The grievance arbitrator found that the CBA provision entitling officers to to a minimum of four hours of overtime pay when called to work outside their regularly scheduled shift applied to officers whose pass days were canceled so they could work the Pittsburgh Marathon. However, the arbitrator entered an award in favor of FOP, reasoning that because the officers were deprived of a full day off and eight hours is the length of a normal workday, the officers were entitled to eight hours’ overtime pay for canceled pass days.

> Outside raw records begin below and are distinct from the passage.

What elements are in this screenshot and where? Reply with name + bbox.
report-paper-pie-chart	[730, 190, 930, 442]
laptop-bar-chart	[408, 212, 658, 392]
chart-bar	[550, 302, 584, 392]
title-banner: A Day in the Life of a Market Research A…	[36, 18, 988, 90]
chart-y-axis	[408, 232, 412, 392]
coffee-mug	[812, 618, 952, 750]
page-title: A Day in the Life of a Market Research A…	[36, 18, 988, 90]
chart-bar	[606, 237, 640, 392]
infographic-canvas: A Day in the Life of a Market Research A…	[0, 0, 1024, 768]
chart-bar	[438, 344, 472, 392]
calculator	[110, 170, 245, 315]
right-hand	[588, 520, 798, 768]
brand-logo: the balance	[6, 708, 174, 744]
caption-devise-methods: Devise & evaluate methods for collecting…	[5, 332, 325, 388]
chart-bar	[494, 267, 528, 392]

The City appealed the award to the Allegheny Court of Common Pleas, arguing that the arbitrator exceeded her powers by awarding a remedy not provided for in the CBA. Common Pleas agreed with the City and vacated the award. FOP appealed to Commonwealth Court, arguing that the common pleas court could not set aside the arbitrator’s award because the award does not require an illegal act and relates to terms and conditions of employment, and because any error by the arbitrator is at most an error of law.
Commonwealth Court summarized the applicable law as follows:
A police grievance arbitration award may be set aside as exceeding the arbitrator’s powers if the award requires the public employer to commit an illegal act or if the award orders an act that does not relate to terms or conditions of employment. In contrast, mere errors of law are insufficient to set aside such an award as exceeding the arbitrator’s powers. Accordingly, the fact that an arbitrator erroneously interpreted or misapplied language in the collective bargaining agreement in resolving an individual grievance is not a valid basis for vacating an Act 111 arbitration award.

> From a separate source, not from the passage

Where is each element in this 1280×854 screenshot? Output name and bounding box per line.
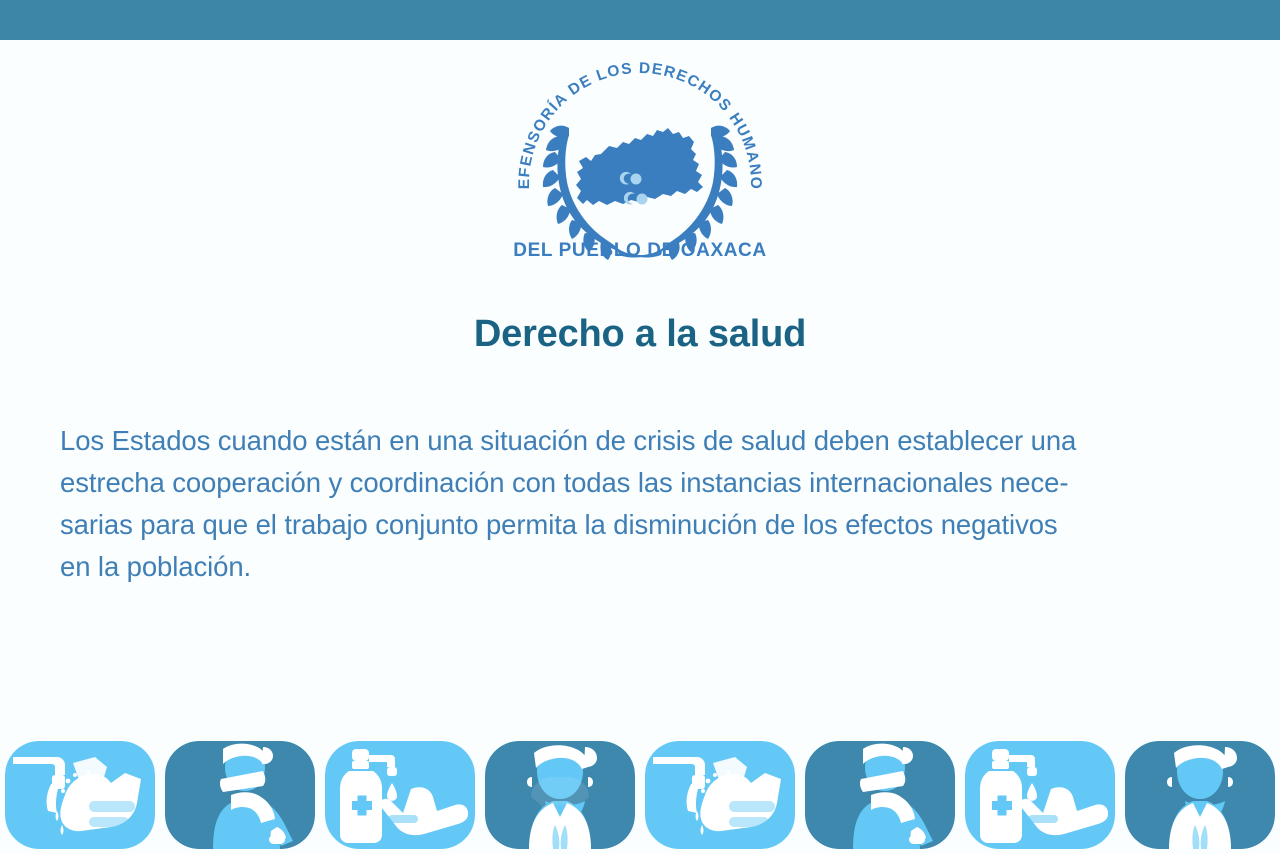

An Act 111 arbitrator may not, however, equitably reform the terms of a collective bargaining agreement under the guise of a grievance arbitration.
Slip Op. at 6-7 (internal citations omitted).
Commonwealth Court agreed with FOP that the arbitrator’s award does not require an illegal act by the City and that it relates to terms and conditions of employment, as it concerns compensation and hours of employment. However, the court found that the arbitrator here did not “merely misapply language in the collective bargaining agreement in resolving an individual grievance” – the award “reformed the CBA to add a provision for compensation for loss of pass day that is not in the CBA and made this ruling as to all affected officers in the bargaining unit.” Slip Op. at 9. Commonwealth Court agreed with the trial court that the arbitrator erred by failing to base her award on a provision of the CBA related to compensation, overtime, or callouts, thereby creating a remedy “that she acknowledged did not exist in the CBA.” Slip Op. at 9-10. While “such an addition to the CBA is the function of an interest arbitration,” – namely, the issuance an award applicable to all police officers in the bargaining unit, not just the grievants – Commonwealth Court affirmed common pleas order, reasoning that the award here exceeded the arbitrator’s powers in this grievance arbitration. Slip Op. at 10.
The Supreme Court of Pennsylvania granted allocatur on the following issue:
Did the Commonwealth Court ignore this Supreme Court’s existing mandate to defer to a grievance arbitrator’s straightforward interpretation of contract language by mislabeling her award the construction of an equitable result, thereby weakening the general assembly’s intent for Act 111 awards to create a final and binding resolution of contract disputes?